Now that we loaded the gtfs format we need to get compare it against the real data. Tisa has a public API, you will need to rquest a token from it.

Loading data

We will take advantage of the free minutes github gives us. You can see the load_realtime folder. Inside, there is a python module with all the needed data. It parses the xml response and feeds two data_sources in tinybird: one with the realtime and the other one with statistics about the api fails. (It fails a lot and I'm tired of getting alerts, so I'm going to check that data).

You can see how the python module is loaded in the .github/workflows folder. But it is quite simple, the trick here for saving time is to build the project with its dependencies locally so it takes a few seconds to make the call.

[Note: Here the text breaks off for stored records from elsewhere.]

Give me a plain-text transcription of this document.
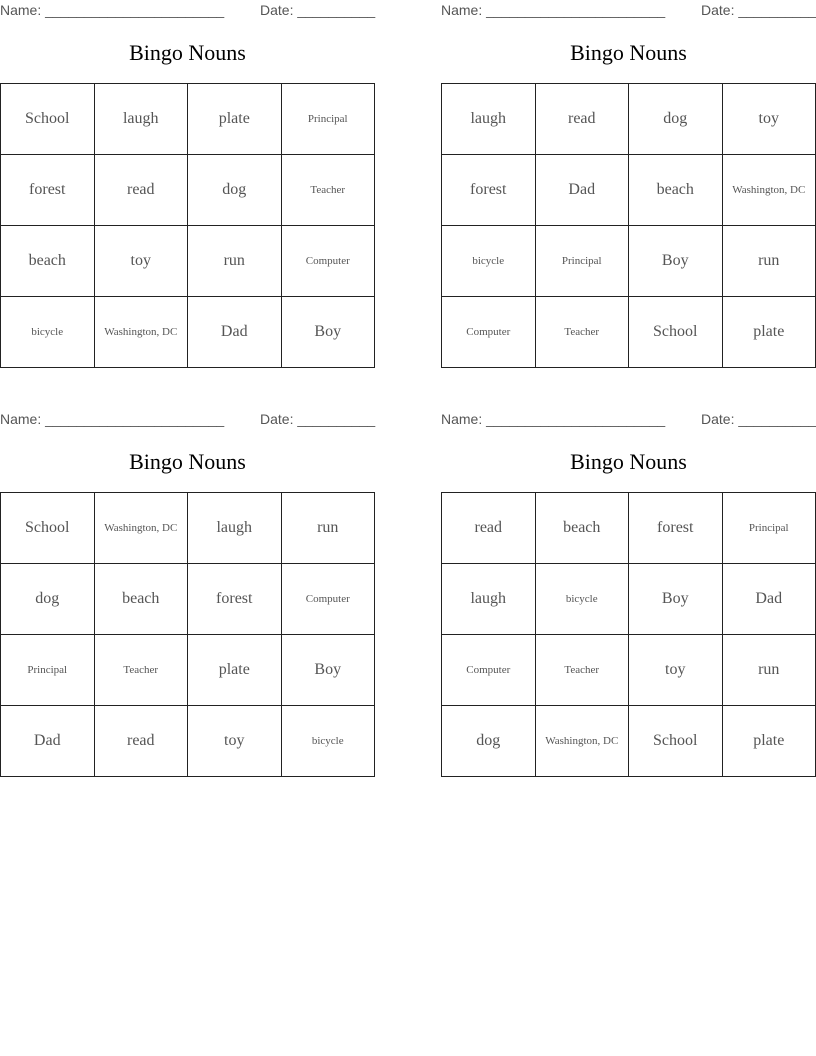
Name: _______________________	Date: __________
Bingo Nouns
School	laugh	plate	Principal
forest	read	dog	Teacher
beach	toy	run	Computer
bicycle	Washington, DC	Dad	Boy
Name: _______________________	Date: __________
Bingo Nouns
laugh	read	dog	toy
forest	Dad	beach	Washington, DC
bicycle	Principal	Boy	run
Computer	Teacher	School	plate
Name: _______________________	Date: __________
Bingo Nouns
School	Washington, DC	laugh	run
dog	beach	forest	Computer
Principal	Teacher	plate	Boy
Dad	read	toy	bicycle
Name: _______________________	Date: __________
Bingo Nouns
read	beach	forest	Principal
laugh	bicycle	Boy	Dad
Computer	Teacher	toy	run
dog	Washington, DC	School	plate
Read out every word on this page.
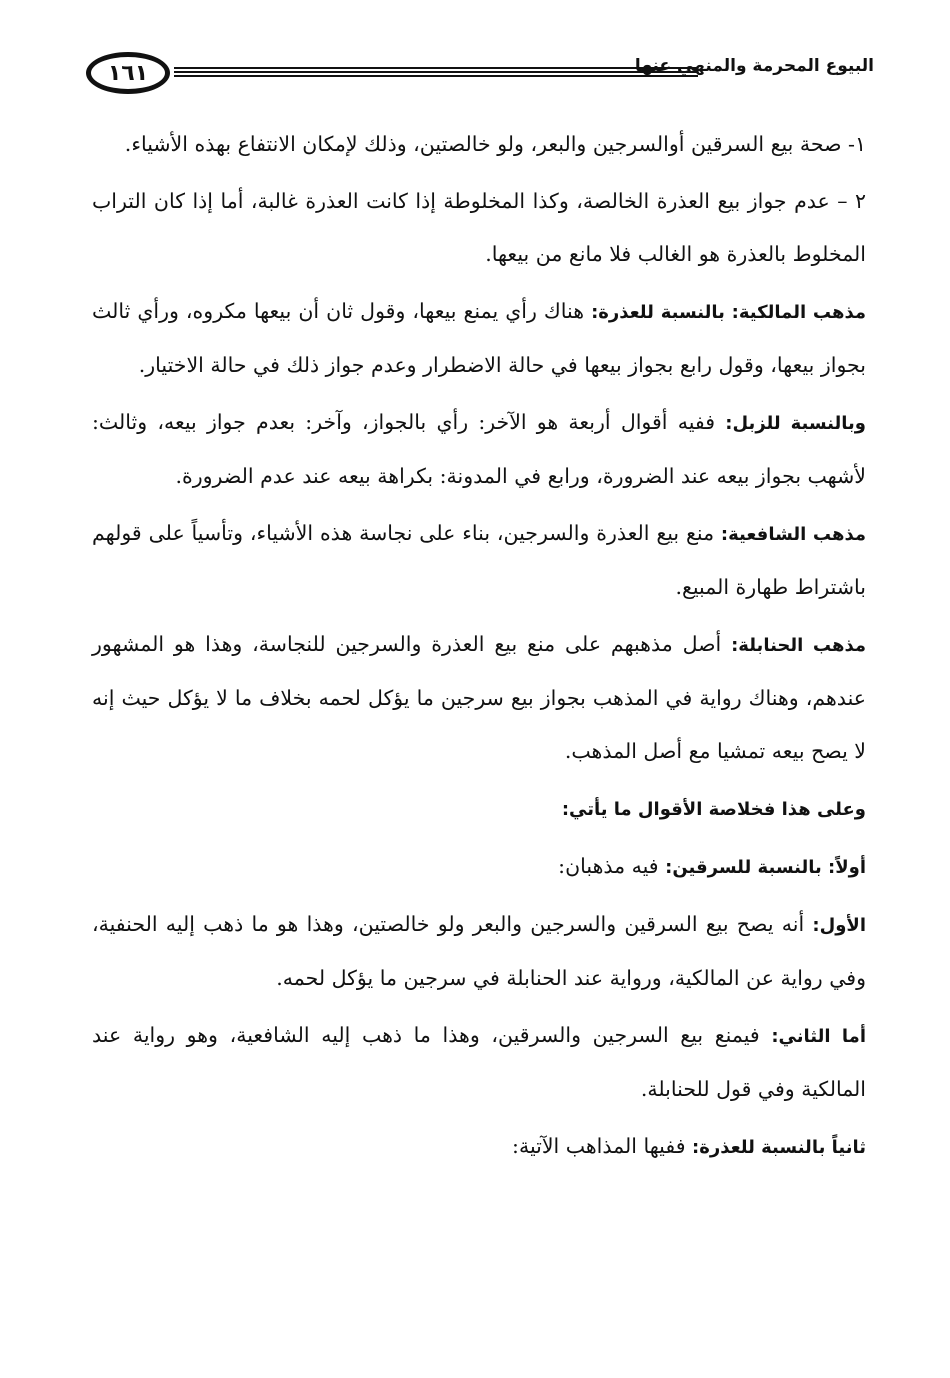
١٦١	البيوع المحرمة والمنهي عنها

١- صحة بيع السرقين أوالسرجين والبعر، ولو خالصتين، وذلك لإمكان الانتفاع بهذه الأشياء.

٢ – عدم جواز بيع العذرة الخالصة، وكذا المخلوطة إذا كانت العذرة غالبة، أما إذا كان التراب المخلوط بالعذرة هو الغالب فلا مانع من بيعها.

مذهب المالكية: بالنسبة للعذرة: هناك رأي يمنع بيعها، وقول ثان أن بيعها مكروه، ورأي ثالث بجواز بيعها، وقول رابع بجواز بيعها في حالة الاضطرار وعدم جواز ذلك في حالة الاختيار.

وبالنسبة للزبل: ففيه أقوال أربعة هو الآخر: رأي بالجواز، وآخر: بعدم جواز بيعه، وثالث: لأشهب بجواز بيعه عند الضرورة، ورابع في المدونة: بكراهة بيعه عند عدم الضرورة.

مذهب الشافعية: منع بيع العذرة والسرجين، بناء على نجاسة هذه الأشياء، وتأسياً على قولهم باشتراط طهارة المبيع.

مذهب الحنابلة: أصل مذهبهم على منع بيع العذرة والسرجين للنجاسة، وهذا هو المشهور عندهم، وهناك رواية في المذهب بجواز بيع سرجين ما يؤكل لحمه بخلاف ما لا يؤكل حيث إنه لا يصح بيعه تمشيا مع أصل المذهب.

وعلى هذا فخلاصة الأقوال ما يأتي:

أولاً: بالنسبة للسرقين: فيه مذهبان:

الأول: أنه يصح بيع السرقين والسرجين والبعر ولو خالصتين، وهذا هو ما ذهب إليه الحنفية، وفي رواية عن المالكية، ورواية عند الحنابلة في سرجين ما يؤكل لحمه.

أما الثاني: فيمنع بيع السرجين والسرقين، وهذا ما ذهب إليه الشافعية، وهو رواية عند المالكية وفي قول للحنابلة.

ثانياً بالنسبة للعذرة: ففيها المذاهب الآتية:
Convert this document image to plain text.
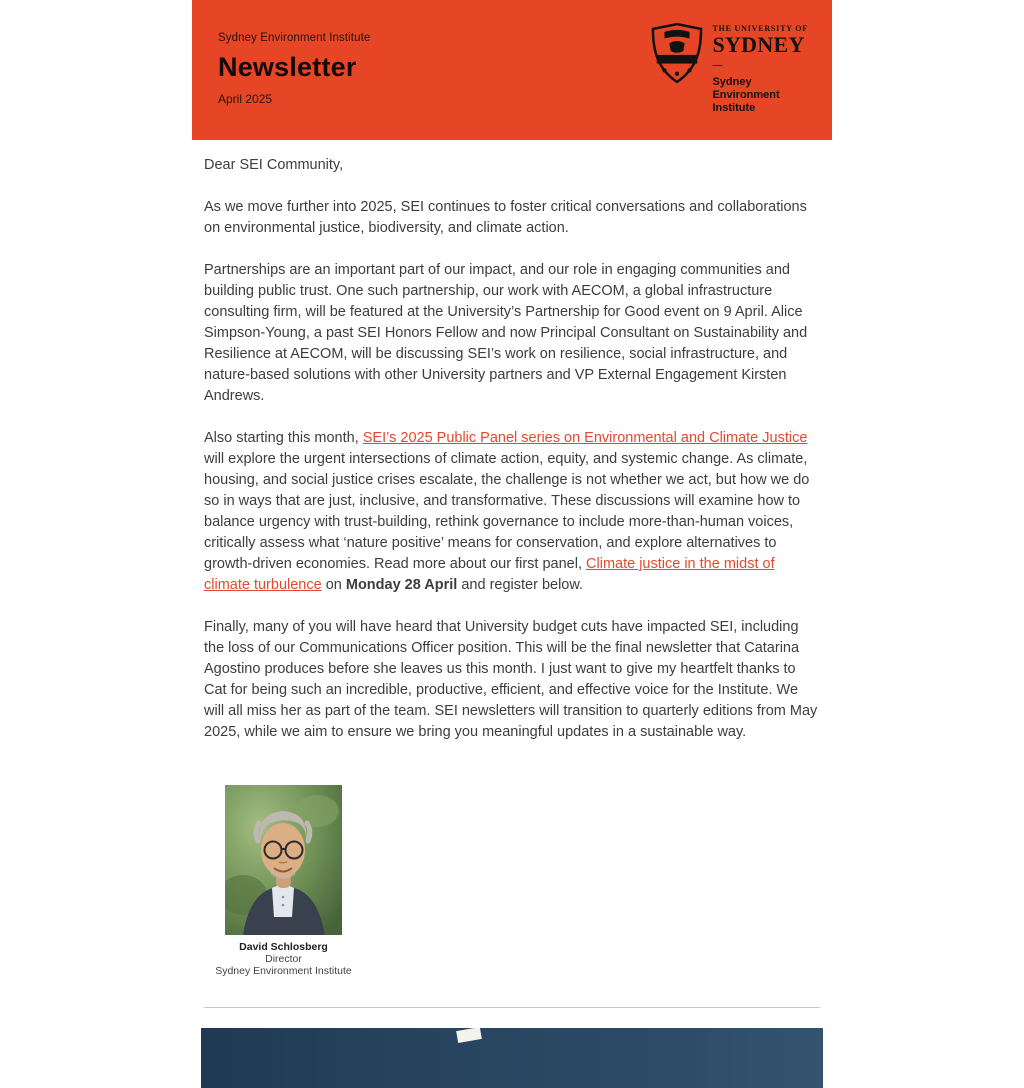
Sydney Environment Institute
Newsletter
April 2025
THE UNIVERSITY OF
SYDNEY
—
Sydney
Environment
Institute

Dear SEI Community,

As we move further into 2025, SEI continues to foster critical conversations and collaborations on environmental justice, biodiversity, and climate action.

Partnerships are an important part of our impact, and our role in engaging communities and building public trust. One such partnership, our work with AECOM, a global infrastructure consulting firm, will be featured at the University’s Partnership for Good event on 9 April. Alice Simpson-Young, a past SEI Honors Fellow and now Principal Consultant on Sustainability and Resilience at AECOM, will be discussing SEI’s work on resilience, social infrastructure, and nature-based solutions with other University partners and VP External Engagement Kirsten Andrews.

Also starting this month, SEI’s 2025 Public Panel series on Environmental and Climate Justice will explore the urgent intersections of climate action, equity, and systemic change. As climate, housing, and social justice crises escalate, the challenge is not whether we act, but how we do so in ways that are just, inclusive, and transformative. These discussions will examine how to balance urgency with trust-building, rethink governance to include more-than-human voices, critically assess what ‘nature positive’ means for conservation, and explore alternatives to growth-driven economies. Read more about our first panel, Climate justice in the midst of climate turbulence on Monday 28 April and register below.

Finally, many of you will have heard that University budget cuts have impacted SEI, including the loss of our Communications Officer position. This will be the final newsletter that Catarina Agostino produces before she leaves us this month. I just want to give my heartfelt thanks to Cat for being such an incredible, productive, efficient, and effective voice for the Institute. We will all miss her as part of the team. SEI newsletters will transition to quarterly editions from May 2025, while we aim to ensure we bring you meaningful updates in a sustainable way.

David Schlosberg
Director
Sydney Environment Institute
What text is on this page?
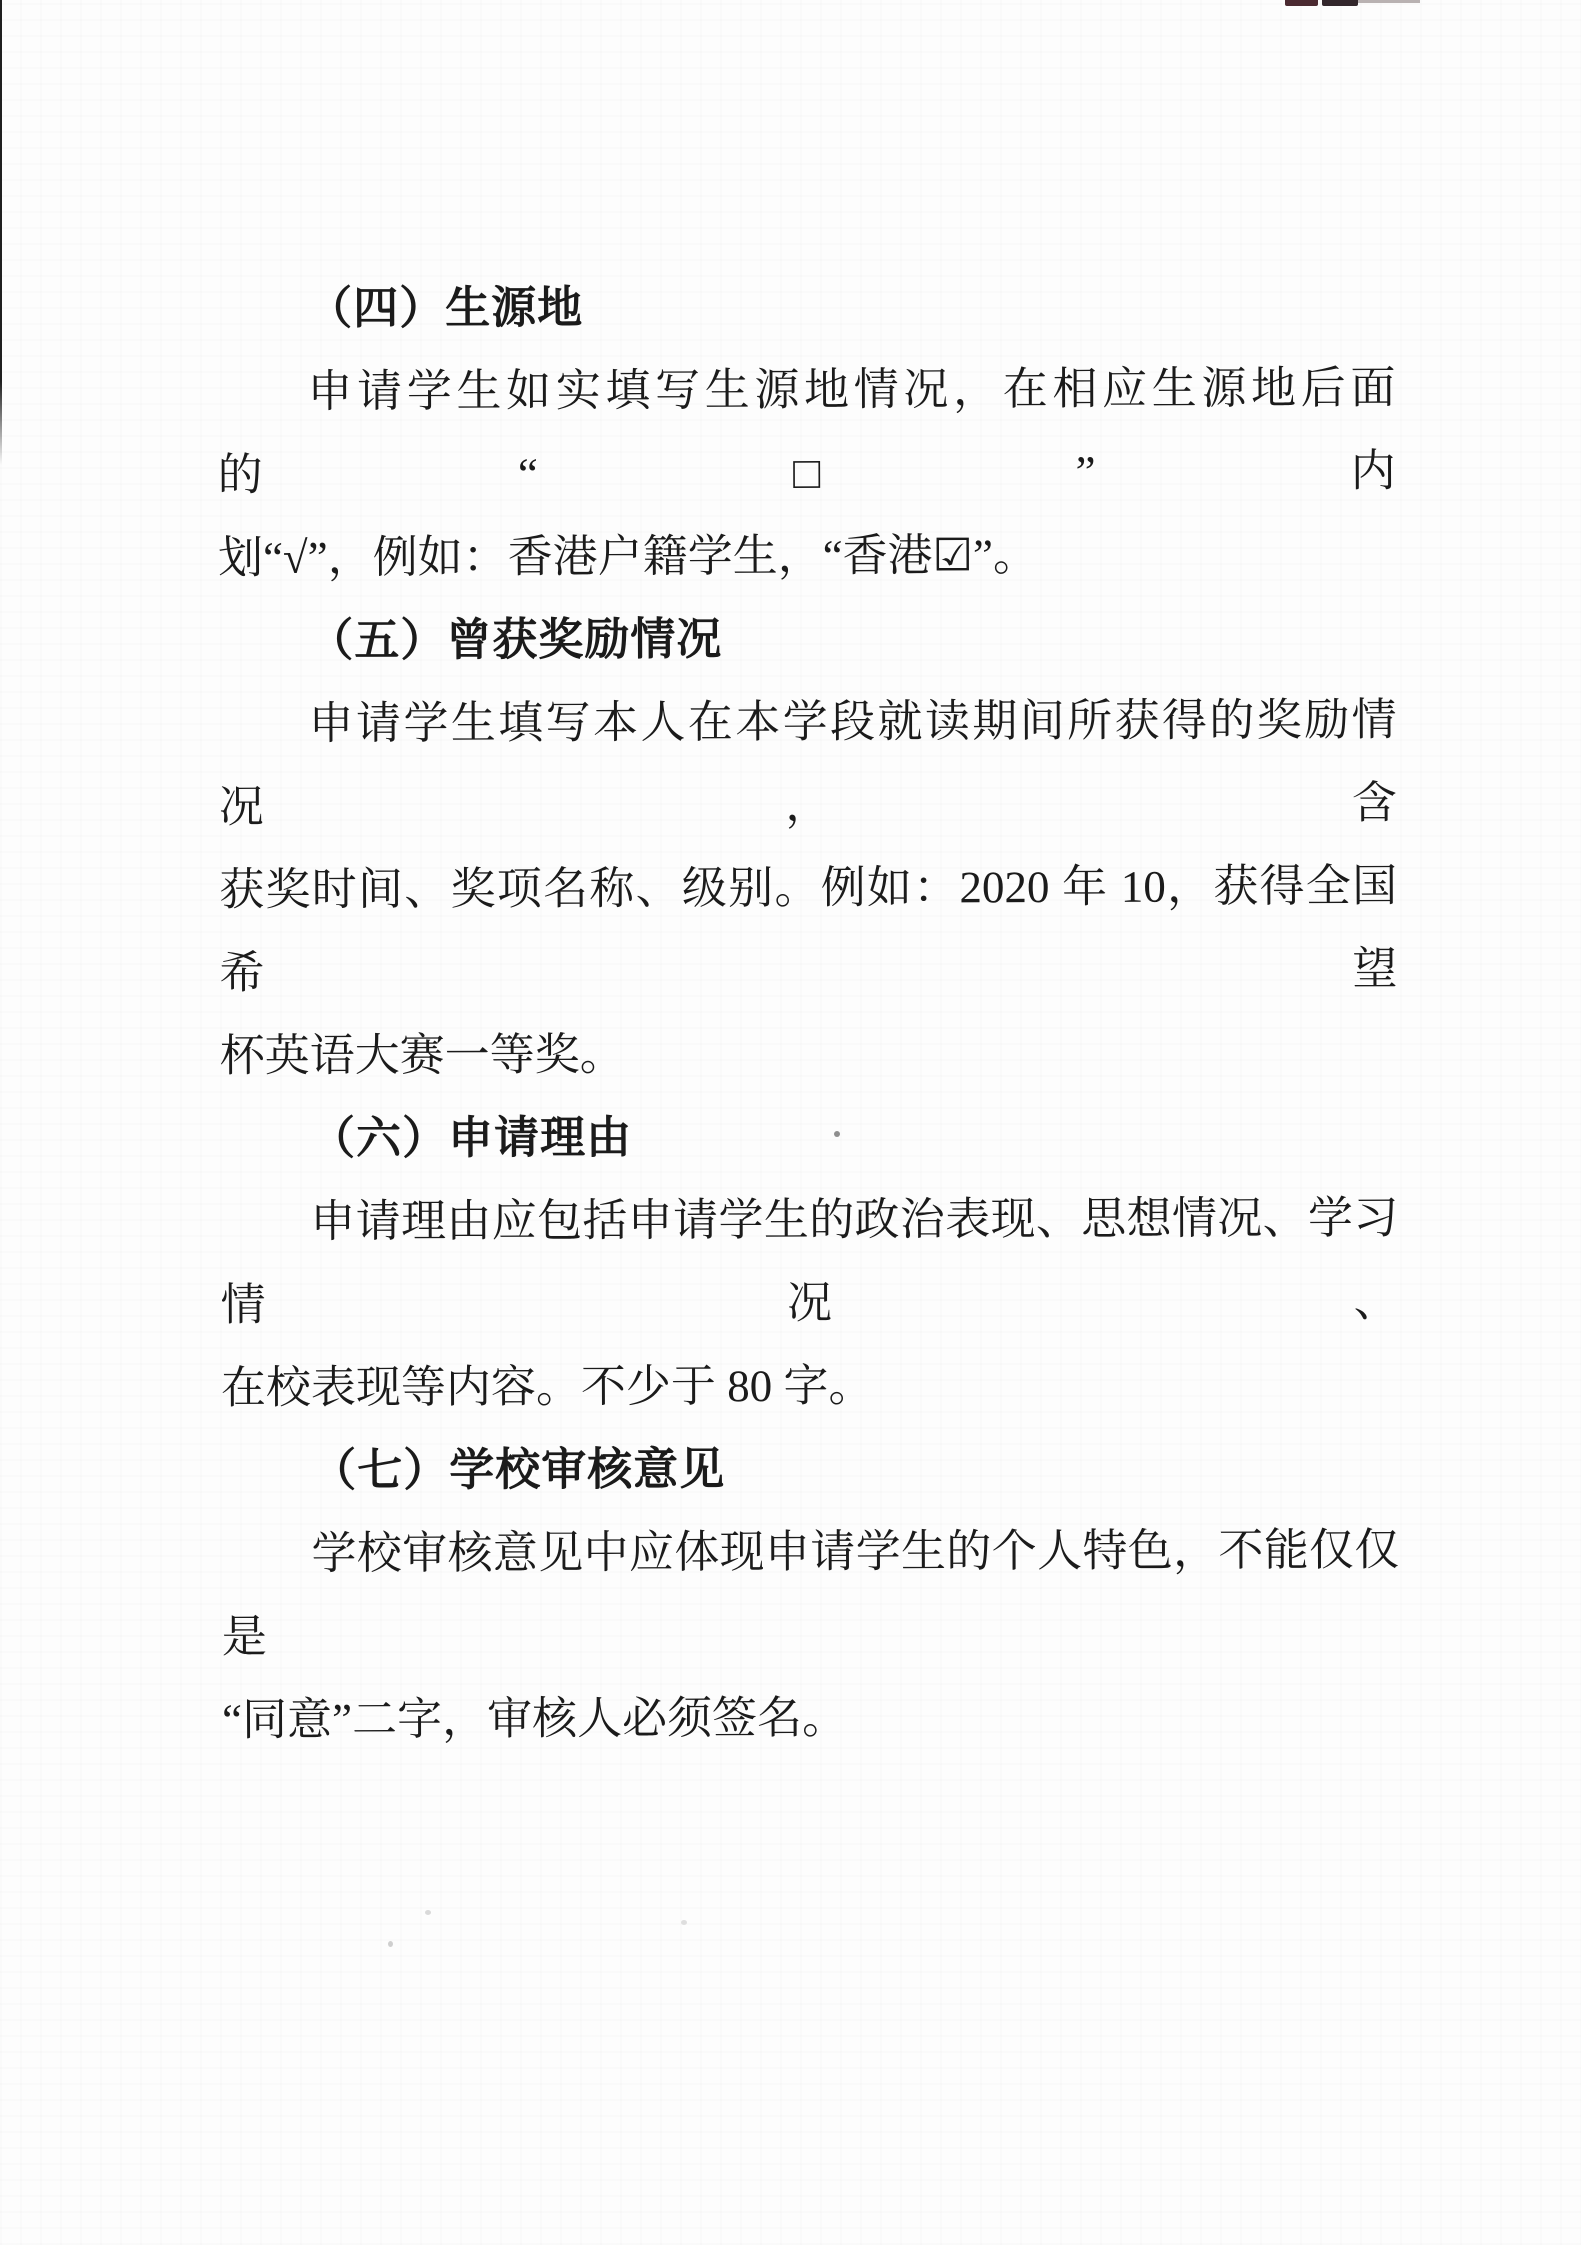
（四）生源地
申请学生如实填写生源地情况，在相应生源地后面的“□”内
划“√”，例如：香港户籍学生，“香港☑”。
（五）曾获奖励情况
申请学生填写本人在本学段就读期间所获得的奖励情况，含
获奖时间、奖项名称、级别。例如：2020 年 10，获得全国希望
杯英语大赛一等奖。
（六）申请理由
申请理由应包括申请学生的政治表现、思想情况、学习情况、
在校表现等内容。不少于 80 字。
（七）学校审核意见
学校审核意见中应体现申请学生的个人特色，不能仅仅是
“同意”二字，审核人必须签名。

You can do this with the following commands:

pip install -r requirements.txt --target load_realtime python -m zipapp load_realtime

With this we will bne gneerating a load_realtime.pyz file that will have all the deps. A typical execution will took about 20 secs. Github provides 2000 build minutes free per months, so we will be able to launch about 200 requests per day.

Checking the results

I have used the neighbor function for grabbing all the estimated data and compared it against the guesses. You can see the query in the scripts file. Over there I just created a pipe that grabs two dates. Here is a sample response from the api call:

{
  "meta": [
    {
      "name": "date",
      "type": "String"
    },
    {
      "name": "acc_diff_in_seconds",
      "type": "Nullable(Int64)"
    }
  ],
  "data": [
    {
      "date": "2022-10-07",
      "acc_diff_in_seconds": 9722
    },
    {
      "date": "2022-10-09",
      "acc_diff_in_seconds": 578
    },
    {
      "date": "2022-10-08",
      "acc_diff_in_seconds": 924
    },
    {
      "date": "2022-10-06",
      "acc_diff_in_seconds": 9760
    },
    {
      "date": "2022-10-04",
      "acc_diff_in_seconds": 9495
    },
    {
      "date": "2022-10-03",
      "acc_diff_in_seconds": 10468
    },
    {
      "date": "2022-10-05",
      "acc_diff_in_seconds": 10288
    }
  ],
  "rows": 7,
  "statistics": {
    "elapsed": 0.126348496,
    "rows_read": 2441666,
    "bytes_read": 68676194
  }
}

I will try to draw a frontend with this!